His hands moved gently over her body, while he lay back and closed her eyes. His touch was comforting, more like caresses than a medical examination, so she relaxed. Actually, it was a lot like caresses.

"Captain Fitzwilliam," she said, eventually.

"Yes, Miss Brown."

"You wouldn't be the sort of cad who takes advantage of a helpless lady under your protection, would you?"

"I regret to say that I may well be just such a bounder, Miss Brown."

She opened her eyes and examined him. He was quite handsome in a rugged sort of way and he did have an engaging smile. He would have been safe if he had not come back to rescue her. Perhaps he deserved some compensation for the loss of his life.
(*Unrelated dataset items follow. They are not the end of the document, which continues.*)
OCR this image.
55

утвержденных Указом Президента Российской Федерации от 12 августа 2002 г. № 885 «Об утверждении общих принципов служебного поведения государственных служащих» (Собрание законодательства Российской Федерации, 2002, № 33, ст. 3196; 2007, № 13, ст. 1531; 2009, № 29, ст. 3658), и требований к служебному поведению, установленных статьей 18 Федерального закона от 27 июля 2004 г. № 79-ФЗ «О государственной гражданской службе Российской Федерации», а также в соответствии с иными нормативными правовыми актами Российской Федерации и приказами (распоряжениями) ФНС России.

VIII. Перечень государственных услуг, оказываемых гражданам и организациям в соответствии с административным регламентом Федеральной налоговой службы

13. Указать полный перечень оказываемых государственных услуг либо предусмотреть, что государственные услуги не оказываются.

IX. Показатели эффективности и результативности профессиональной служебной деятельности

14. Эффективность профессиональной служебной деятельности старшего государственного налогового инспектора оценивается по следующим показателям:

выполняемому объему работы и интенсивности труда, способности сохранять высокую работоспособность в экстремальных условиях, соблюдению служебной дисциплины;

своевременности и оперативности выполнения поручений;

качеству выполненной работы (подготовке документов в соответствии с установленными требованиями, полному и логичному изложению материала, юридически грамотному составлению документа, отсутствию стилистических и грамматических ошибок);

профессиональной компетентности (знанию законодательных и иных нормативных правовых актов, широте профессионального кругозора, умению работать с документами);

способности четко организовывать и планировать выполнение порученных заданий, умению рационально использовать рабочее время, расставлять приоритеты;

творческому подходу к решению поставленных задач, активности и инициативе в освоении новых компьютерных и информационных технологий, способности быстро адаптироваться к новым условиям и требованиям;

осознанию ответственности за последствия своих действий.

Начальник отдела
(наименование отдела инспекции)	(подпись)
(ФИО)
She considered her options and recalled that she really hated word games.

"Well, if I am to be ravished I suppose I must submit gracefully," she said, and kissed him.

It was some time before Sarah came up for air. When she did, she turned her head to look out of the porthole while he playfully nuzzled her neck.

"Captain Fitzwilliam," she said.

"What is it now, Miss Brown?" he asked, a faint edge of frustration colouring his tone.

She giggled wondering if he would see the funny side. The poor man was in for more frustration.

"I think you should look out," she said. "I believe you may have, um, missed the boat, so to speak."

"What?"

Sarah pointed to where the American sloop headed straight for them, demonstrating the famous sailing qualities of the type by navigating easily through Lucifer's rip tides. Fitzwilliam clearly did not see the funny side.

"Bloody Americans," he said. "They've been a perpetual nuisance since Boston Harbour."